このままでは話がどんどん進んでしまう……ボブの悩みは尽きなかった。
「ん……今日のレンドタイムスか」
ふと、机の上に置かれた日刊紙が目に入る。
王国唯一の日刊紙で、ボブも出資している新聞だ。
なんとかベティのスキャンダルを探してきてくれないものか……思わず往生際の悪いことを考える。
「んなっ!? 馬鹿な……」
レンドタイムスを手に取った瞬間、でかでかと印刷された一面の文字が目に入る。
”アシュリー皇太子、戦場吟遊治癒ユニットの活動開始を発表! メインボーカルはなんと我が国のミア・カンタスさん!!”
膠着する”大戦”に対する打開策を研究するため、レイトン皇国のアシュリー皇太子が王都に滞在していることは知っていた。

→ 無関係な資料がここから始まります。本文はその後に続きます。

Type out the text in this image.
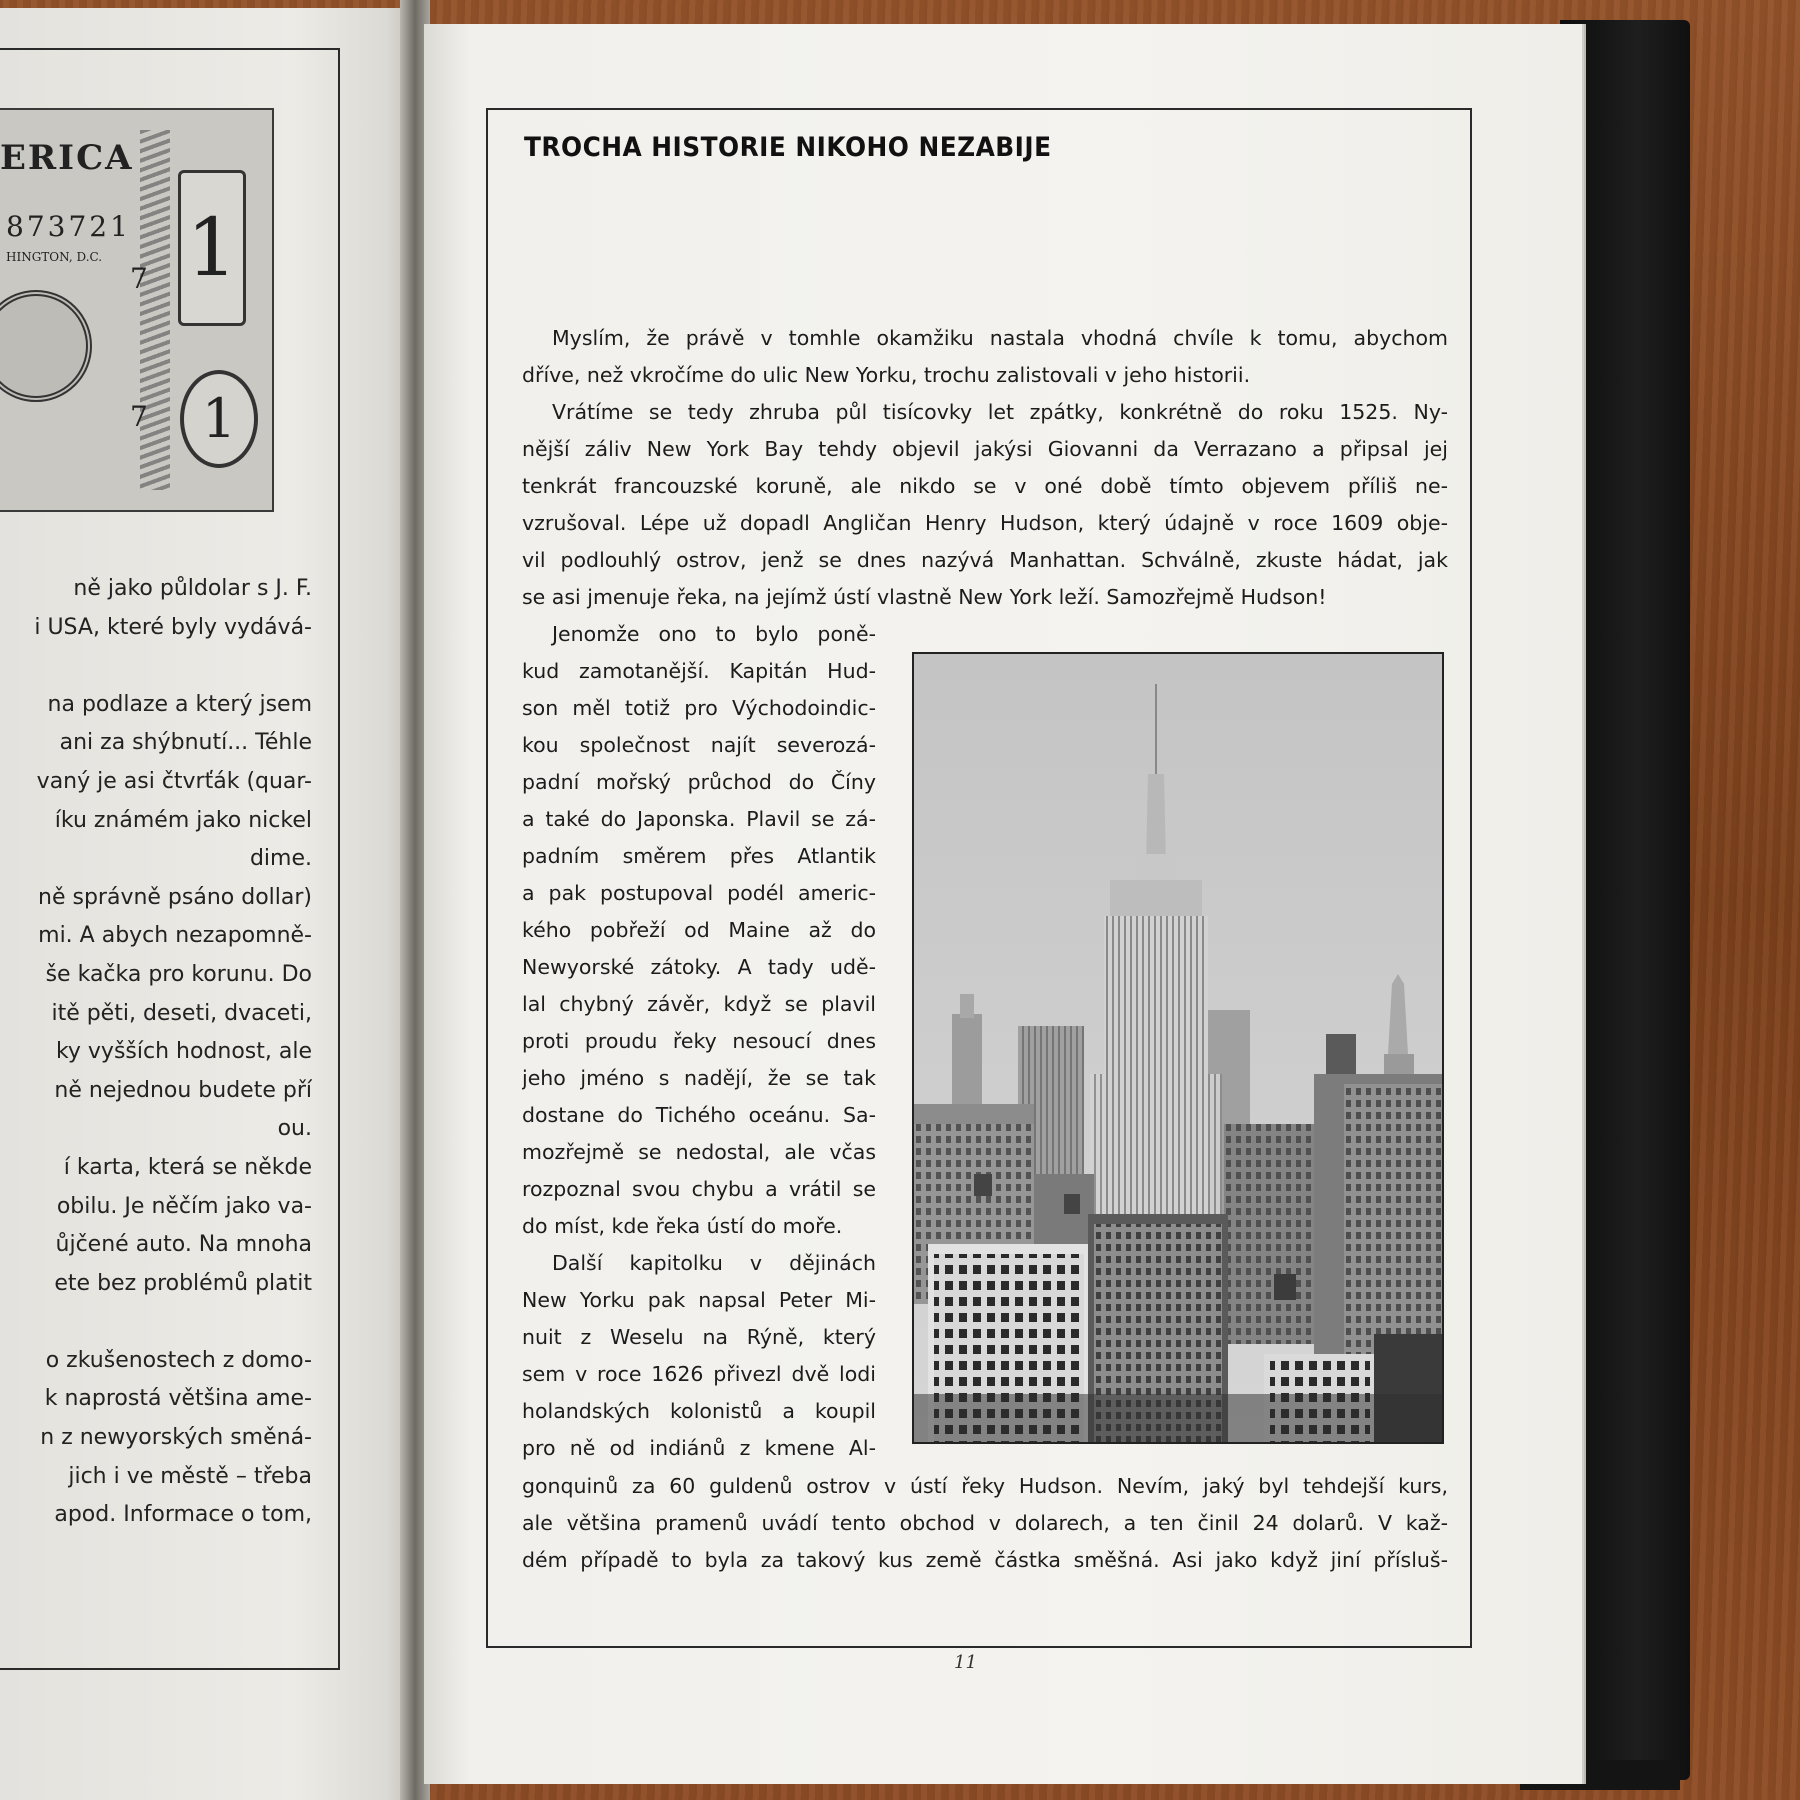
ERICA
873721
HINGTON, D.C.
7 1
1
7
ně jako půldolar s J. F.
i USA, které byly vydává-
na podlaze a který jsem
ani za shýbnutí... Téhle
vaný je asi čtvrťák (quar-
íku známém jako nickel
dime.
ně správně psáno dollar)
mi. A abych nezapomně-
še kačka pro korunu. Do
itě pěti, deseti, dvaceti,
ky vyšších hodnost, ale
ně nejednou budete pří
ou.
í karta, která se někde
obilu. Je něčím jako va-
ůjčené auto. Na mnoha
ete bez problémů platit
o zkušenostech z domo-
k naprostá většina ame-
n z newyorských směná-
jich i ve městě – třeba
apod. Informace o tom,
11
TROCHA HISTORIE NIKOHO NEZABIJE
Myslím, že právě v tomhle okamžiku nastala vhodná chvíle k tomu, abychom
dříve, než vkročíme do ulic New Yorku, trochu zalistovali v jeho historii.
Vrátíme se tedy zhruba půl tisícovky let zpátky, konkrétně do roku 1525. Ny-
nější záliv New York Bay tehdy objevil jakýsi Giovanni da Verrazano a připsal jej
tenkrát francouzské koruně, ale nikdo se v oné době tímto objevem příliš ne-
vzrušoval. Lépe už dopadl Angličan Henry Hudson, který údajně v roce 1609 obje-
vil podlouhlý ostrov, jenž se dnes nazývá Manhattan. Schválně, zkuste hádat, jak
se asi jmenuje řeka, na jejímž ústí vlastně New York leží. Samozřejmě Hudson!
Jenomže ono to bylo poně-
kud zamotanější. Kapitán Hud-
son měl totiž pro Východoindic-
kou společnost najít severozá-
padní mořský průchod do Číny
a také do Japonska. Plavil se zá-
padním směrem přes Atlantik
a pak postupoval podél americ-
kého pobřeží od Maine až do
Newyorské zátoky. A tady udě-
lal chybný závěr, když se plavil
proti proudu řeky nesoucí dnes
jeho jméno s nadějí, že se tak
dostane do Tichého oceánu. Sa-
mozřejmě se nedostal, ale včas
rozpoznal svou chybu a vrátil se
do míst, kde řeka ústí do moře.
Další kapitolku v dějinách
New Yorku pak napsal Peter Mi-
nuit z Weselu na Rýně, který
sem v roce 1626 přivezl dvě lodi
holandských kolonistů a koupil
pro ně od indiánů z kmene Al-
gonquinů za 60 guldenů ostrov v ústí řeky Hudson. Nevím, jaký byl tehdejší kurs,
ale většina pramenů uvádí tento obchod v dolarech, a ten činil 24 dolarů. V kaž-
dém případě to byla za takový kus země částka směšná. Asi jako když jiní přísluš-
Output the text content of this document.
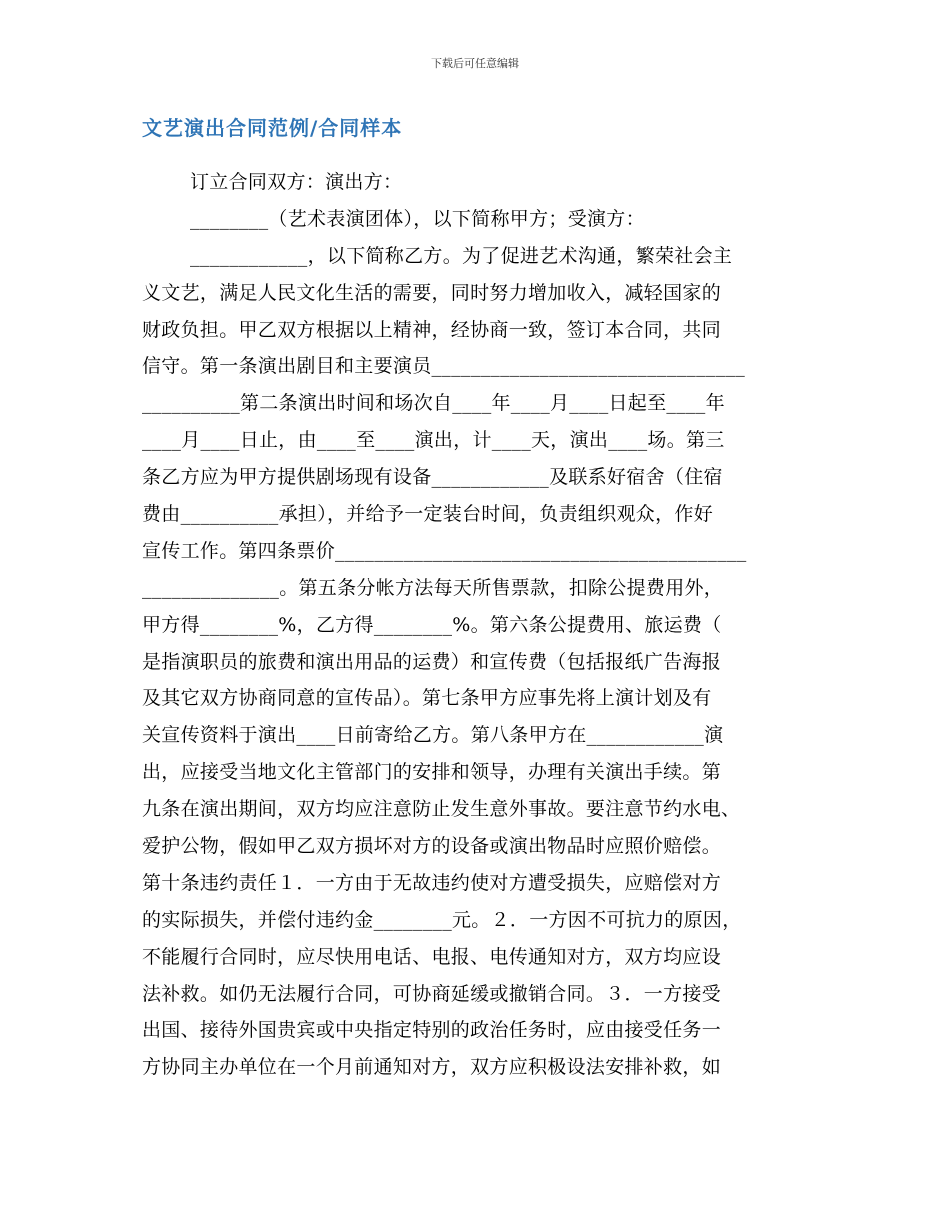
下载后可任意编辑
文艺演出合同范例/合同样本
订立合同双方：演出方：
________（艺术表演团体），以下简称甲方；受演方：
____________，以下简称乙方。为了促进艺术沟通，繁荣社会主
义文艺，满足人民文化生活的需要，同时努力增加收入，减轻国家的
财政负担。甲乙双方根据以上精神，经协商一致，签订本合同，共同
信守。第一条演出剧目和主要演员________________________________
__________第二条演出时间和场次自____年____月____日起至____年
____月____日止，由____至____演出，计____天，演出____场。第三
条乙方应为甲方提供剧场现有设备____________及联系好宿舍（住宿
费由__________承担），并给予一定装台时间，负责组织观众，作好
宣传工作。第四条票价__________________________________________
______________。第五条分帐方法每天所售票款，扣除公提费用外，
甲方得________%，乙方得________%。第六条公提费用、旅运费（
是指演职员的旅费和演出用品的运费）和宣传费（包括报纸广告海报
及其它双方协商同意的宣传品）。第七条甲方应事先将上演计划及有
关宣传资料于演出____日前寄给乙方。第八条甲方在____________演
出，应接受当地文化主管部门的安排和领导，办理有关演出手续。第
九条在演出期间，双方均应注意防止发生意外事故。要注意节约水电、
爱护公物，假如甲乙双方损坏对方的设备或演出物品时应照价赔偿。
第十条违约责任１．一方由于无故违约使对方遭受损失，应赔偿对方
的实际损失，并偿付违约金________元。２．一方因不可抗力的原因，
不能履行合同时，应尽快用电话、电报、电传通知对方，双方均应设
法补救。如仍无法履行合同，可协商延缓或撤销合同。３．一方接受
出国、接待外国贵宾或中央指定特别的政治任务时，应由接受任务一
方协同主办单位在一个月前通知对方，双方应积极设法安排补救，如
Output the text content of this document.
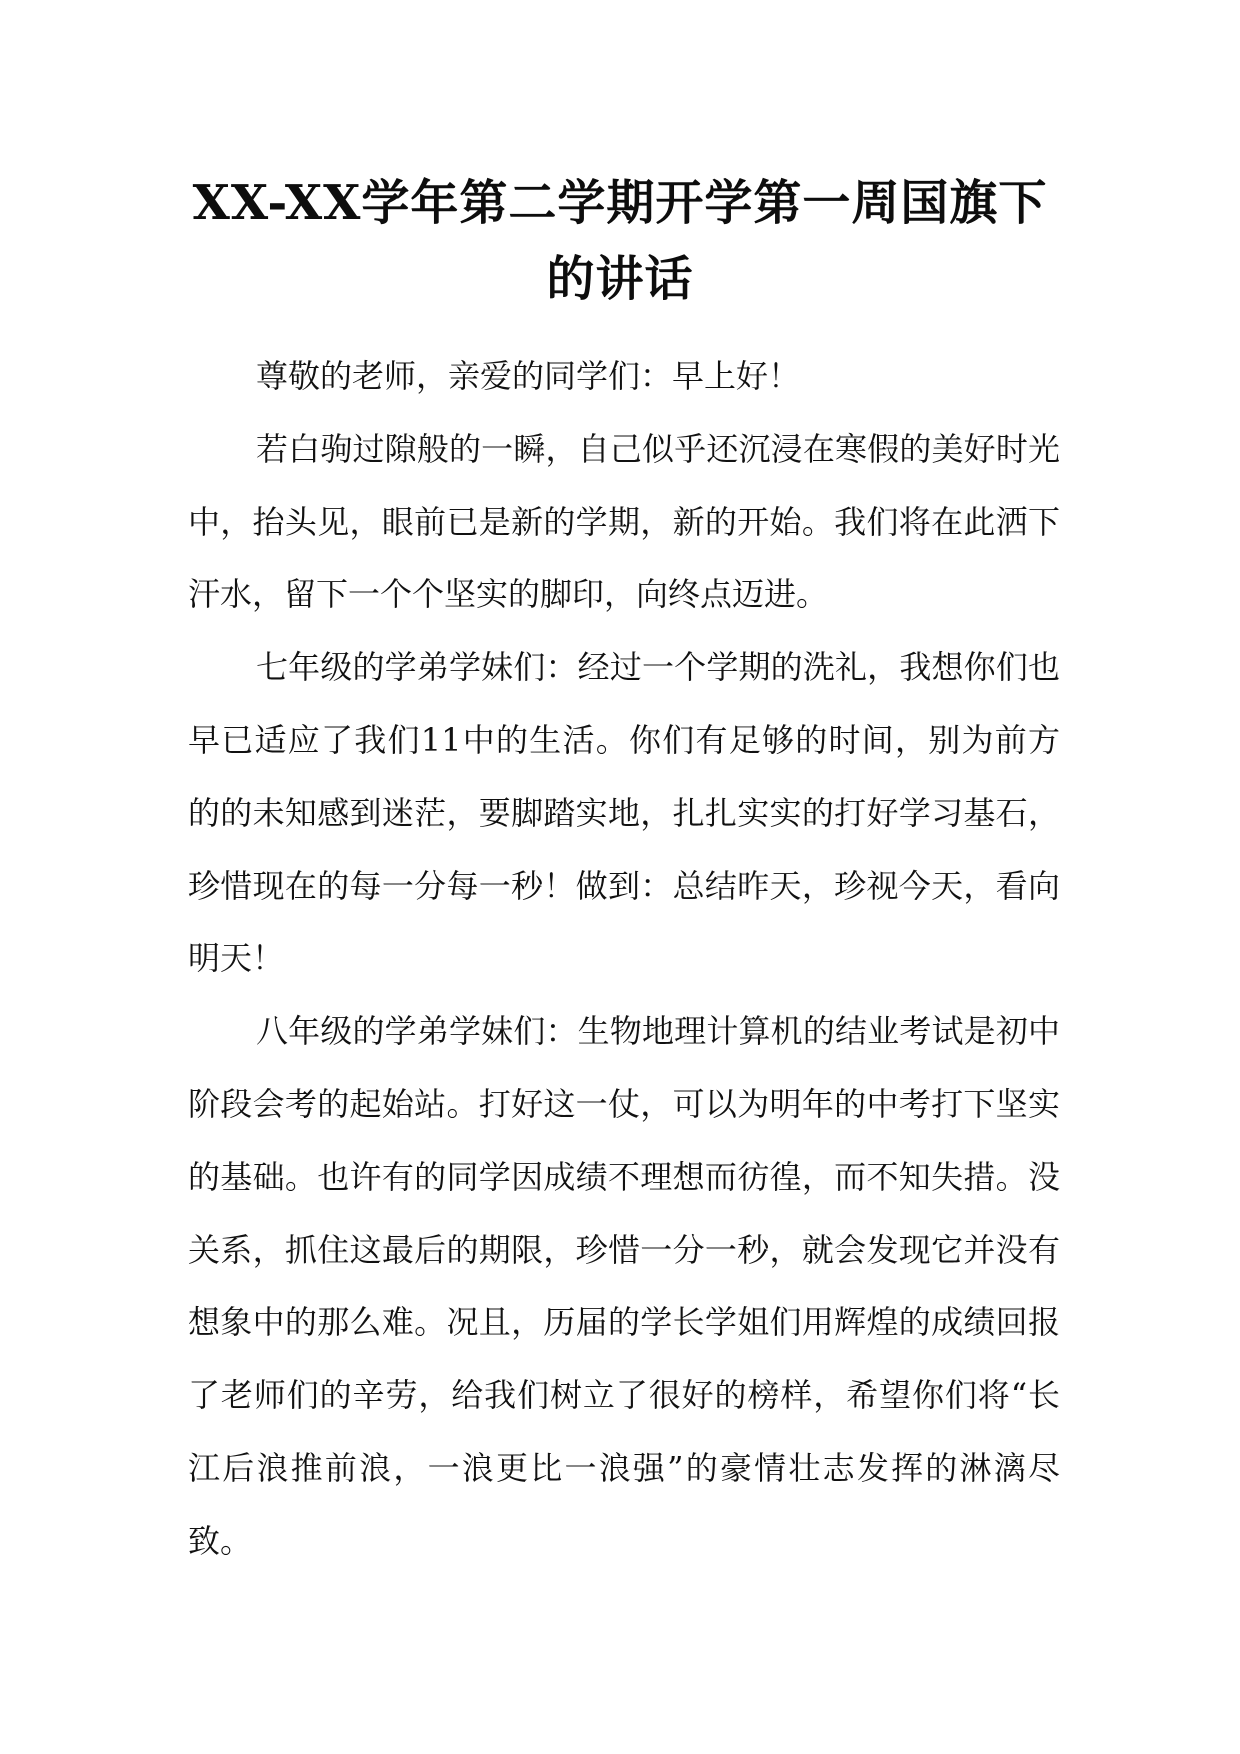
XX-XX学年第二学期开学第一周国旗下
的讲话

尊敬的老师，亲爱的同学们：早上好！

若白驹过隙般的一瞬，自己似乎还沉浸在寒假的美好时光中，抬头见，眼前已是新的学期，新的开始。我们将在此洒下汗水，留下一个个坚实的脚印，向终点迈进。

七年级的学弟学妹们：经过一个学期的洗礼，我想你们也早已适应了我们11中的生活。你们有足够的时间，别为前方的的未知感到迷茫，要脚踏实地，扎扎实实的打好学习基石，珍惜现在的每一分每一秒！做到：总结昨天，珍视今天，看向明天！

八年级的学弟学妹们：生物地理计算机的结业考试是初中阶段会考的起始站。打好这一仗，可以为明年的中考打下坚实的基础。也许有的同学因成绩不理想而彷徨，而不知失措。没关系，抓住这最后的期限，珍惜一分一秒，就会发现它并没有想象中的那么难。况且，历届的学长学姐们用辉煌的成绩回报了老师们的辛劳，给我们树立了很好的榜样，希望你们将“长江后浪推前浪，一浪更比一浪强”的豪情壮志发挥的淋漓尽致。
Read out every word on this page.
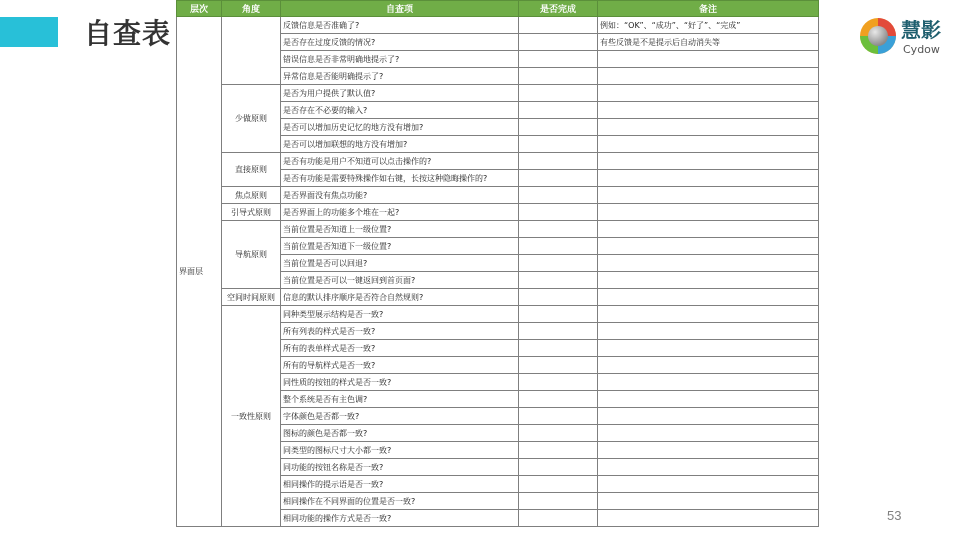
自查表	慧影
Cydow
层次	角度	自查项	是否完成	备注
界面层		反馈信息是否准确了?		例如：“OK”、“成功”、“好了”、“完成”
		是否存在过度反馈的情况?		有些反馈是不是提示后自动消失等
		错误信息是否非常明确地提示了?		
		异常信息是否能明确提示了?		
	少做原则	是否为用户提供了默认值?		
		是否存在不必要的输入?		
		是否可以增加历史记忆的地方没有增加?		
		是否可以增加联想的地方没有增加?		
	直接原则	是否有功能是用户不知道可以点击操作的?		
		是否有功能是需要特殊操作如右键，长按这种隐晦操作的?		
	焦点原则	是否界面没有焦点功能?		
	引导式原则	是否界面上的功能多个堆在一起?		
	导航原则	当前位置是否知道上一级位置?		
		当前位置是否知道下一级位置?		
		当前位置是否可以回退?		
		当前位置是否可以一键返回到首页面?		
	空间时间原则	信息的默认排序顺序是否符合自然规则?		
	一致性原则	同种类型展示结构是否一致?		
		所有列表的样式是否一致?		
		所有的表单样式是否一致?		
		所有的导航样式是否一致?		
		同性质的按钮的样式是否一致?		
		整个系统是否有主色调?		
		字体颜色是否都一致?		
		图标的颜色是否都一致?		
		同类型的图标尺寸大小都一致?		
		同功能的按钮名称是否一致?		
		相同操作的提示语是否一致?		
		相同操作在不同界面的位置是否一致?		
		相同功能的操作方式是否一致?			53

皇太子が満を持して放つ”切り札”……一面には大々的に特集が組まれ、大陸各国から注目されていることが記されている。
そのメインボーカルに、俺が婚約破棄してやったあの田舎貴族の女が選ばれただと……もしかして俺は大きな魚を逃してしまったのか……。
ボブ王子はレンドタイムスを手に、呆然と立ち尽くすのだった。